My mouth dropped open at the sight of Ginger bundled into a bulky coat, hat, scarf and fur-lined boots. "Good grief, Ginger, it's not that cold outside. This isn't Alaska."
"Speak for yourself, darlin'," she sniffed, pulling on a pair of bubblegum pink gloves. "Wait 'til you been here a while longer. Pretty soon when it drops below seventy degrees you'll be huntin' for a sweater like the rest of us."

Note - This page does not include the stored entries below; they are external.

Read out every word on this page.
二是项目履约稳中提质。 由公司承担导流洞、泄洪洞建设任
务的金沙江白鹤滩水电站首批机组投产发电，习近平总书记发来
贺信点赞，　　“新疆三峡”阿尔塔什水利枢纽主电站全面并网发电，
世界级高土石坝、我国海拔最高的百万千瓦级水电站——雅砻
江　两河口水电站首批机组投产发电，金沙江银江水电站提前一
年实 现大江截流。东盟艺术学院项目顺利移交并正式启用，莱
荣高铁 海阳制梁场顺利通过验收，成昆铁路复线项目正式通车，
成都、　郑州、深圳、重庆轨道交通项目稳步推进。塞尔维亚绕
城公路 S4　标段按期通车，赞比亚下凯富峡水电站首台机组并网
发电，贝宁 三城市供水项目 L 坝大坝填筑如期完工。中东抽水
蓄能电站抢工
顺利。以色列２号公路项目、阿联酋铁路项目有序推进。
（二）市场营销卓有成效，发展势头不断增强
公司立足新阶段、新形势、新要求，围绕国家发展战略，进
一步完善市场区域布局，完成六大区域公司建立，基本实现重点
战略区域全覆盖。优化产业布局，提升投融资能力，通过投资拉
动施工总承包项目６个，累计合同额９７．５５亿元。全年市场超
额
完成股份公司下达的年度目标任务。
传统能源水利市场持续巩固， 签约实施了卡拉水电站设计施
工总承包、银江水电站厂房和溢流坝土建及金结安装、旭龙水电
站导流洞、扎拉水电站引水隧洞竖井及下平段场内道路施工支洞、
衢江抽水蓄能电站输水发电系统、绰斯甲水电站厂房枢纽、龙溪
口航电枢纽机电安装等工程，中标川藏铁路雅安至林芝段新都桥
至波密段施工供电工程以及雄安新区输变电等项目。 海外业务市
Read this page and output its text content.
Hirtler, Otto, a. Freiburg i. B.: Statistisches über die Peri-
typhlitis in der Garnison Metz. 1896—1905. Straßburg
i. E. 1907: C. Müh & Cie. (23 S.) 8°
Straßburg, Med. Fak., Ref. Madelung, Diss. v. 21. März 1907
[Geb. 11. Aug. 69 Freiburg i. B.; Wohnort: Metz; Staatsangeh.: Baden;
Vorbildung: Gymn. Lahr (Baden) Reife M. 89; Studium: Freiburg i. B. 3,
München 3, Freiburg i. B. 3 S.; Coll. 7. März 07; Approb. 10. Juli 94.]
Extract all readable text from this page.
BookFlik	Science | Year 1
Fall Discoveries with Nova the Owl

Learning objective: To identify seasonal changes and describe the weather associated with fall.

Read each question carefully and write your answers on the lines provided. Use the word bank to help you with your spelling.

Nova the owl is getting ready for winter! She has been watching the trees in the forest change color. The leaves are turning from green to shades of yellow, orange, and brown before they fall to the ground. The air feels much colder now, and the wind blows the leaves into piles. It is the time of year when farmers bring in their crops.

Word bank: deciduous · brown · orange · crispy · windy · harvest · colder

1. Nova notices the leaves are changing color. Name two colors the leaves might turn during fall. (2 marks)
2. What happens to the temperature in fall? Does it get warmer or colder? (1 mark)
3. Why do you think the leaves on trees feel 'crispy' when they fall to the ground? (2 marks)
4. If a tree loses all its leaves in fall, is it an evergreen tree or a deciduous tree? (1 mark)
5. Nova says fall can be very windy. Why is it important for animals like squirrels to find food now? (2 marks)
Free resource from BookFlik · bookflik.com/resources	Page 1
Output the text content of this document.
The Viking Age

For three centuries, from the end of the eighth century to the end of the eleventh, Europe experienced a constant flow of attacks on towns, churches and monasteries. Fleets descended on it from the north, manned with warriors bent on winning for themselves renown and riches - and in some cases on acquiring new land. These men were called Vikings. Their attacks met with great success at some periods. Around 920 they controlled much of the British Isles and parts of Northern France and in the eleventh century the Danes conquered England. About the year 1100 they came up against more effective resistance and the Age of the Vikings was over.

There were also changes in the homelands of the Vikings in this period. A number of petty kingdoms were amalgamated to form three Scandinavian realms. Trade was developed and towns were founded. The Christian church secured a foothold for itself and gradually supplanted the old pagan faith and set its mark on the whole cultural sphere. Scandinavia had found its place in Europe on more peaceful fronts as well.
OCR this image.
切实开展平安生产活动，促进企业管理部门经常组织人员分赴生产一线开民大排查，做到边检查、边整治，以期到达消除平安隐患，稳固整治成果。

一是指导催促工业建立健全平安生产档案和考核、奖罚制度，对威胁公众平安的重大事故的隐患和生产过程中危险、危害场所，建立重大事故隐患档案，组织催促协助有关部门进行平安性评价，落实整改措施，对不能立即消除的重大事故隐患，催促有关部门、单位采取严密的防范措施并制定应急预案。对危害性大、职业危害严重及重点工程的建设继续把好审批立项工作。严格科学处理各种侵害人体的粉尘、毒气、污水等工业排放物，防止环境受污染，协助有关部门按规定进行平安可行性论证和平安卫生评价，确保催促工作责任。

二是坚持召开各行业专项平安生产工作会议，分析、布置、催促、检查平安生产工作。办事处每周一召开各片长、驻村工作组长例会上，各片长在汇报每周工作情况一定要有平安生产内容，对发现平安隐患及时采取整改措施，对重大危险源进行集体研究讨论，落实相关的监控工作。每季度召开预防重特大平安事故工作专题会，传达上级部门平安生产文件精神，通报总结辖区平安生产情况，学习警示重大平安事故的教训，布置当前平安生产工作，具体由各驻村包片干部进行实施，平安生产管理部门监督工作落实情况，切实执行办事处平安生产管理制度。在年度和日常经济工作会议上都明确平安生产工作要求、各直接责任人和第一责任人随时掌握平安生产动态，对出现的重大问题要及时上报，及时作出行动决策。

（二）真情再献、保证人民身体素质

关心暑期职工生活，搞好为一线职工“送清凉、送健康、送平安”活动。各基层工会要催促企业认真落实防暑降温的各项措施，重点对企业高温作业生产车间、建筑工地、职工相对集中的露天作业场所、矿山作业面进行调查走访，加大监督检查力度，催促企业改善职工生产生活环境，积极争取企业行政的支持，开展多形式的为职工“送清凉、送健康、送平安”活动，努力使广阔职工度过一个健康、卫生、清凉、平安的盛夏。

Once outside, I had to admit it was chillier than I'd expected. When a strong gust of icy wind grabbed a handful of my hair and slapped it across my face, I zipped the windbreaker a little higher and stuffed my hands into the pockets. Watching the parade of fluffy white clouds sail across the sky, I couldn't suppress a pang of sadness when I thought about the plight of Judge Gibbons. Even though Tally had told me he was in excellent physical shape for age sixty-two, what were the odds that he could still be alive after almost two weeks in the elements? I chastised myself again for appearing to be unsympathetic in Tally's eyes. I'd make it up to him later.
I found the cold weather bracing, but Ginger's teeth were chattering like a pair of maracas after we'd walked the three blocks to the Iron Skillet. Pushing inside the double glass doors, a wall of warm air saturated with animated conversation and clanking dishes met us as we threaded our way through the crowded restaurant answering the friendly waves and greetings of local townspeople. The appetizing aroma of oil-drenched French fries lifted my spirits as we slid into a booth. "Aren't you going to take off your coat?" I asked, peeling mine away and setting it beside me on the red vinyl seat.